I will finish with an anecdote-as-metaphor. In my first post from here I mentioned we played some golf. I am not a golfer. I’ve watched masses, I can explain grips and stances and playing a sand wedge. I even know what a nibblick is. I’ve paid homage to Tom Morris. But of the game itself I have avoided it. Too addictive for one such as me. I’ve hacked around courses maybe 20 times in my (cough) few years on the planet.


This was a 9 hole par three course for rank amateurs. It was beautifully maintained (best not to ask where they find the water) and we agreed if we took more than 6 shots at each hole we’d call it six. As we approached the 5th my card read: 6,6,6,6. Devilish, eh?


The 5th is the one hole where your first shot has to clear the water. Since 3 of 4 tee shots had left my choice of club like low flying howitzers – frankly I was pleased to connect at all – I wasn’t confident. The Lawyer, already 2 or more shots to the good indulged in some cheery banter as he sent his tee shot high curving to the left of the green.

There was an element of ‘beat that old man’ in his strut back to the bag of clubs.

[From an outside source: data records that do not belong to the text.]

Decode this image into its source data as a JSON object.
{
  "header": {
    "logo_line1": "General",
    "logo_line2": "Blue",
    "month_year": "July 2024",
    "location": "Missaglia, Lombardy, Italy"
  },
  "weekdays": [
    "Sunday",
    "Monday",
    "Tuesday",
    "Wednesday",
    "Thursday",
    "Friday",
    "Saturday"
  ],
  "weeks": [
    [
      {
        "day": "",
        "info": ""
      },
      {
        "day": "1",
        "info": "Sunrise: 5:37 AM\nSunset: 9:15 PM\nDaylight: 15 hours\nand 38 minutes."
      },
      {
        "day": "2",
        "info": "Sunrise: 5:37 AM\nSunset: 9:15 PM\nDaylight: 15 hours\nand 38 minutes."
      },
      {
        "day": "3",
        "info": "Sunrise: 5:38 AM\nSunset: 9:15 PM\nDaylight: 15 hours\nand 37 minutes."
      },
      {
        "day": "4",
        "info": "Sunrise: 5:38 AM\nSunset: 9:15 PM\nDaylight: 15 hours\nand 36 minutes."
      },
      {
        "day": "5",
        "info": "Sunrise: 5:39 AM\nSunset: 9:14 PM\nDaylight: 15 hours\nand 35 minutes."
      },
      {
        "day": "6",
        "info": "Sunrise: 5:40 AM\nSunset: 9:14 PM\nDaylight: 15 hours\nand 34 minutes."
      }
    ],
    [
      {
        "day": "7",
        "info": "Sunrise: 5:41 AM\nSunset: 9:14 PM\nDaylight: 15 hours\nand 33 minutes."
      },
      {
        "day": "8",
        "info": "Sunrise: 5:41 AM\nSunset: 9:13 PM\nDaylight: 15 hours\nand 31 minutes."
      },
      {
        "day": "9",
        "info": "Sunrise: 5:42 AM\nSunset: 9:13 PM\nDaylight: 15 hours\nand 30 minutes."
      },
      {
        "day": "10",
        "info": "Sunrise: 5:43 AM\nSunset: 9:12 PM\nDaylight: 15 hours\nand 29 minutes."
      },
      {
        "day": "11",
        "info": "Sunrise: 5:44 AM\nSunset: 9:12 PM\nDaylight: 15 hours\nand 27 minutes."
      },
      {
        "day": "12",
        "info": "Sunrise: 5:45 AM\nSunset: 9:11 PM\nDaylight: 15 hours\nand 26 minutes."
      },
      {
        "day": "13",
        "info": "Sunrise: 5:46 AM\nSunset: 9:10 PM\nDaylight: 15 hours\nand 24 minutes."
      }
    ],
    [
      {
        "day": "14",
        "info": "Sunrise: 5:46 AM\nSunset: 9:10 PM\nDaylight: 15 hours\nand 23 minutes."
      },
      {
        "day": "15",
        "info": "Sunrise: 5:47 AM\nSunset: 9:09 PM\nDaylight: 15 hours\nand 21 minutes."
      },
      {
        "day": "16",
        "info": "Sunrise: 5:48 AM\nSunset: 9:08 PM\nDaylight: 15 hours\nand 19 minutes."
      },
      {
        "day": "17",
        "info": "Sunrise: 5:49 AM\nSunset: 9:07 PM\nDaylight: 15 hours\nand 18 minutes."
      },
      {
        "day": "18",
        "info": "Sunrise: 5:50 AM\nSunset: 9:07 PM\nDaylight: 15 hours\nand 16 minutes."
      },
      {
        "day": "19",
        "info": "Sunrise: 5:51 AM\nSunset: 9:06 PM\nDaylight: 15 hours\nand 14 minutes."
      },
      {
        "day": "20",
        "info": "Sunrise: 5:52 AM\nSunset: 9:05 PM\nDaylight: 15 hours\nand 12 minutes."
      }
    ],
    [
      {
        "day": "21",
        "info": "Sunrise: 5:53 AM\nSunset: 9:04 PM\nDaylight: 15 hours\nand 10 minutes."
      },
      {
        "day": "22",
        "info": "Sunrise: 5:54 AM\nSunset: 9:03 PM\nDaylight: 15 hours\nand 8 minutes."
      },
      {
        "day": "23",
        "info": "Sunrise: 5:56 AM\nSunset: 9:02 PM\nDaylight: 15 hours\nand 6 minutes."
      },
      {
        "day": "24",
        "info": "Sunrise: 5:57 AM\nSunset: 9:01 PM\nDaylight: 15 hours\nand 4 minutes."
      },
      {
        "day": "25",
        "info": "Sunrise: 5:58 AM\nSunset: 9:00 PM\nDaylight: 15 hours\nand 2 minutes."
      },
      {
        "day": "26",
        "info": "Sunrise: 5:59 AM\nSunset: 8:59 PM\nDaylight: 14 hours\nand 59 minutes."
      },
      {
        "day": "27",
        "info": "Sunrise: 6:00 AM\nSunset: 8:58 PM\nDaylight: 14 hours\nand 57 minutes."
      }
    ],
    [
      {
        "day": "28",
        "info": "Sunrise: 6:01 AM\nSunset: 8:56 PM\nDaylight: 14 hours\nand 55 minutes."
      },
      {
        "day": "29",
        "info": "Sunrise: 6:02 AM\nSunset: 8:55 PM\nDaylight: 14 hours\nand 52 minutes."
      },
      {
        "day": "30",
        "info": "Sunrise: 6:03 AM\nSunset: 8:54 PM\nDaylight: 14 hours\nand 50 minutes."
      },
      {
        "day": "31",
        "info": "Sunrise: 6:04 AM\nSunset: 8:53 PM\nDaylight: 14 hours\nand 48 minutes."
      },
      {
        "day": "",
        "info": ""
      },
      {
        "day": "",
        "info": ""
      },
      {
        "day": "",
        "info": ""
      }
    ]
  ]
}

I addressed the ball, whispering a small and, in all honesty, a bit too late prayer to just clear the water, and let rip.

As per usual the ball shot away like a .303 bullet but it was immediately apparent it was dipping towards the still calm of the small lake.

Ah well I thought I suppose…

Fate, faith, some capricious god, the echo of Barnes Wallace, I know not but the ball clipped the water and skipped. One bounce and it rattled into the far bank and spooned high in the air.

Now devoid of velocity the parabola described was one of astonishment for ball, the Lawyer and me. It landed with a soft ‘pfft’ and rolled in a stately but determined way into the hole. A hole in one. Watched with eminent restraint by the Lawyer, before he hugged me, picked me high in the air and echoed his grandfather on the many occassions when I have avoid scrapes ‘you lucky so and so’.


And the metaphor. Have a go. Things often work out in odd ways. Try and you might be surprised to find the occasional gems amongst the dross. Like here, maybe.